Q: What EU reforms would be necessary to integrate such a large country? How would this shape the future structure and balance of power within the EU?
A: Economically, it will require major reform of the EU's Common Agricultural Policy. However, if the EU wants to remain an important global actor, it also needs to help to feed the global south. I could imagine that part of the money we currently pay to EU farmers could be used to buy Ukrainian agricultural products - to be sent to the south, free of charge. This would strengthen the EU’s influence in Africa.
Certainly, majority voting should be expanded to more policy fields. Of course changing the underlying treaties would be very difficult. Therefore, I expect that the tendency towards a Europe of many speeds (certain member states working more closely together in dedicated policy fields) would accelerate. It would be better to have all member states travelling in the same direction at the same speed, but this seems unlikely.
Regarding the balance of power within the EU…Politically, if Poland were to reconnect with the mainstream of EU thinking, Ukraine´s accession would increase its political weight within the EU. Within the so-called “Weimar triangle”, with France and Germany, Poland would definitely gain more influence. Perhaps more than anyone, Poland stands to gain by Ukraine's admission to the EU.
Q: You mentioned the US – beside business interests in Ukraine, what else will keep it active in the country? Could the outcome of the 2024 presidential elections lead to a policy shift?
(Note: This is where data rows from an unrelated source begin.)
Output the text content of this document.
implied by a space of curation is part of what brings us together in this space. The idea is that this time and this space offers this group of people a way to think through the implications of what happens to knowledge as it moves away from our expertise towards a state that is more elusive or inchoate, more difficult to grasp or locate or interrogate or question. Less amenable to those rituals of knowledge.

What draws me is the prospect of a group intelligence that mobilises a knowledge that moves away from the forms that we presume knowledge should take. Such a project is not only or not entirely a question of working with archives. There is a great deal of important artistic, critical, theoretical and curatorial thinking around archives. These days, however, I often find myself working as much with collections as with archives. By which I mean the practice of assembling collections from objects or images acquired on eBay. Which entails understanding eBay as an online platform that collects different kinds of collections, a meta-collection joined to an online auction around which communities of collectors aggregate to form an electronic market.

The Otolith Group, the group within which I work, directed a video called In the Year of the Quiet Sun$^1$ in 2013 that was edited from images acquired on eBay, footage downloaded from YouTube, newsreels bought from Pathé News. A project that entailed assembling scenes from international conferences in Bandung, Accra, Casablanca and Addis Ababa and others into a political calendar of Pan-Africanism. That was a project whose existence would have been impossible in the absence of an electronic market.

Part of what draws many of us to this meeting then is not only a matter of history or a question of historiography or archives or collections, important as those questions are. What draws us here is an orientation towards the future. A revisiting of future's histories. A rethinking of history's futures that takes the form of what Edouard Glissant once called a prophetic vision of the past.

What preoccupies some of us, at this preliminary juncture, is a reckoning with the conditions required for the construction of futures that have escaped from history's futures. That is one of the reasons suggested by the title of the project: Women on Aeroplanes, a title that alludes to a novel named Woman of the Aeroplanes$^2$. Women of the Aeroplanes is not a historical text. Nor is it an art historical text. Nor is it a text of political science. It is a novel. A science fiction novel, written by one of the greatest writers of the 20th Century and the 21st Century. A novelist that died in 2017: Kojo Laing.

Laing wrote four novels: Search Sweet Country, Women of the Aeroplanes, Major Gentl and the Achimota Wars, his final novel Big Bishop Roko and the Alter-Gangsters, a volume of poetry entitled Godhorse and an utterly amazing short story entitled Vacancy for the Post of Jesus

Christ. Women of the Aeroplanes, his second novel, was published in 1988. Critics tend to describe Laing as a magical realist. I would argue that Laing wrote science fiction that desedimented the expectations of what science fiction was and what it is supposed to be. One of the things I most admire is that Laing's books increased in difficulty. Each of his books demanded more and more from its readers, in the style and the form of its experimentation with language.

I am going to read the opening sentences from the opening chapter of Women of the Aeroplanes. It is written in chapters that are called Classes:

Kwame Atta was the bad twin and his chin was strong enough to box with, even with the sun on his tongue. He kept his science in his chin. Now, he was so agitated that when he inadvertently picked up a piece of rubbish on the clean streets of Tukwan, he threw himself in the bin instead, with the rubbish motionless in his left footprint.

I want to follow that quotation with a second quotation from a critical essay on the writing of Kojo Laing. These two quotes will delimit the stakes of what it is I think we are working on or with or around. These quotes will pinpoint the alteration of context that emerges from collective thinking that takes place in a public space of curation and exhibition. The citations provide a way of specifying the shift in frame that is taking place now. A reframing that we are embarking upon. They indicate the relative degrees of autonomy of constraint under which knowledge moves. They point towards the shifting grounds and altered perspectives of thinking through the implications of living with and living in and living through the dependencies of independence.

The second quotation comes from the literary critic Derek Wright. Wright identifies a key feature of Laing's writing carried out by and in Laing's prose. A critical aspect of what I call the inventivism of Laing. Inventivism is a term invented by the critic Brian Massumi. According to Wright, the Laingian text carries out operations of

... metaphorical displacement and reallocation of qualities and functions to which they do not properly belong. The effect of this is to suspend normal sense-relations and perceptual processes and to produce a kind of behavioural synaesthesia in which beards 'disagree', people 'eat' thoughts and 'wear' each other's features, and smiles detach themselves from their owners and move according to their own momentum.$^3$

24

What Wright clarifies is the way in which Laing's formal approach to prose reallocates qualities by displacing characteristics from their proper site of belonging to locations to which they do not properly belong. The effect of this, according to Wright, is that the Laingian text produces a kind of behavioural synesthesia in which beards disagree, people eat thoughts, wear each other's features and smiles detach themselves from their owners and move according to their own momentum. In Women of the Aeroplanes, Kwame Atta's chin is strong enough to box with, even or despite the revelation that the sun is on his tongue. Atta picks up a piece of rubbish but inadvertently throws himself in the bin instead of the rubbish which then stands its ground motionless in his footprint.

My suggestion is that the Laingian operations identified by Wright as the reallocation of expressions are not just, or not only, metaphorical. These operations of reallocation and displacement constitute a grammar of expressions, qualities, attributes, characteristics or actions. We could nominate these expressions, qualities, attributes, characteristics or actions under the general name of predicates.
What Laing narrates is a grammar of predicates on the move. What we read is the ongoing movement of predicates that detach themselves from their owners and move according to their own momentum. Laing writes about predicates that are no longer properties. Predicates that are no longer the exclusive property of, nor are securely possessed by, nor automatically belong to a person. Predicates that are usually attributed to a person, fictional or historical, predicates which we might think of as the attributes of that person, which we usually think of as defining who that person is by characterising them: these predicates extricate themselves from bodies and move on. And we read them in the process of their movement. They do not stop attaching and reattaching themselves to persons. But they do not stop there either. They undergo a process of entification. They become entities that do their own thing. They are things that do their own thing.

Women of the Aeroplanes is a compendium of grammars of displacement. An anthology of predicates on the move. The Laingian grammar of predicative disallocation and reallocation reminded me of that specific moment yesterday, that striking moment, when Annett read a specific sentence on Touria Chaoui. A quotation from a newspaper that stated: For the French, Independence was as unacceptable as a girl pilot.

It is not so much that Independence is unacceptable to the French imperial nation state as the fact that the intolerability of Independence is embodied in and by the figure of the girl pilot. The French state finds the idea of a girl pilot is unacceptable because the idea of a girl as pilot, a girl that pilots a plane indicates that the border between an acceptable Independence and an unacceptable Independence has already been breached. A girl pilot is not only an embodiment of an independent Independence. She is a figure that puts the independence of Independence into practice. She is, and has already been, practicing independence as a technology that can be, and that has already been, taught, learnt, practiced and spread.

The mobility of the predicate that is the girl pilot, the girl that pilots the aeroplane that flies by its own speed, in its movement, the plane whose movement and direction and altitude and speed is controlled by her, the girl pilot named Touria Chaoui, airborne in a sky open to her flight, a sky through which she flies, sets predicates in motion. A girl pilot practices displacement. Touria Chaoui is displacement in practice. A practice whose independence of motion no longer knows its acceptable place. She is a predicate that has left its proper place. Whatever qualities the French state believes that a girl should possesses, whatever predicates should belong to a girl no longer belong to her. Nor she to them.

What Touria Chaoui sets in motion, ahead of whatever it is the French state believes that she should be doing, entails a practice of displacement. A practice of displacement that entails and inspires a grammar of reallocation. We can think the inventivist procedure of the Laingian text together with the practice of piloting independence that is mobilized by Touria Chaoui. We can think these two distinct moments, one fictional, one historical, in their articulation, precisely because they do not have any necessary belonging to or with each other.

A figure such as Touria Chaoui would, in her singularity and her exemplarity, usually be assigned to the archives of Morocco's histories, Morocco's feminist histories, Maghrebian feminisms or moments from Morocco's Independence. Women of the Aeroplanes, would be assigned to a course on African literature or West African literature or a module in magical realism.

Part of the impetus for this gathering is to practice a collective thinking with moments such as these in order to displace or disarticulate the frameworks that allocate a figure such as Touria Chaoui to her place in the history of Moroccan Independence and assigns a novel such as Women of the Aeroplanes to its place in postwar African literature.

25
A: I think the US will remain committed to Ukraine regardless of the outcome of the 2024 elections. Why? Cynically, because the Americans will want to show the Chinese that it would not be easy to go into Taiwan. This is a major factor, next to the economic interests I have mentioned already.
Profesor Belka acknowledges that it may take time to fulfil Ukraine’s ambition of EU membership, not least because of the reluctance of current EU members to accept Kyiv’s accelerated timetable for negotiations, and the problems inherent in granting membership to a global agricultural superpower. Nevertheless after the destruction and disruption of Russia’s war, many think that Ukraine’s eventual accession would be in everyone’s best interest, despite the challenges it would create.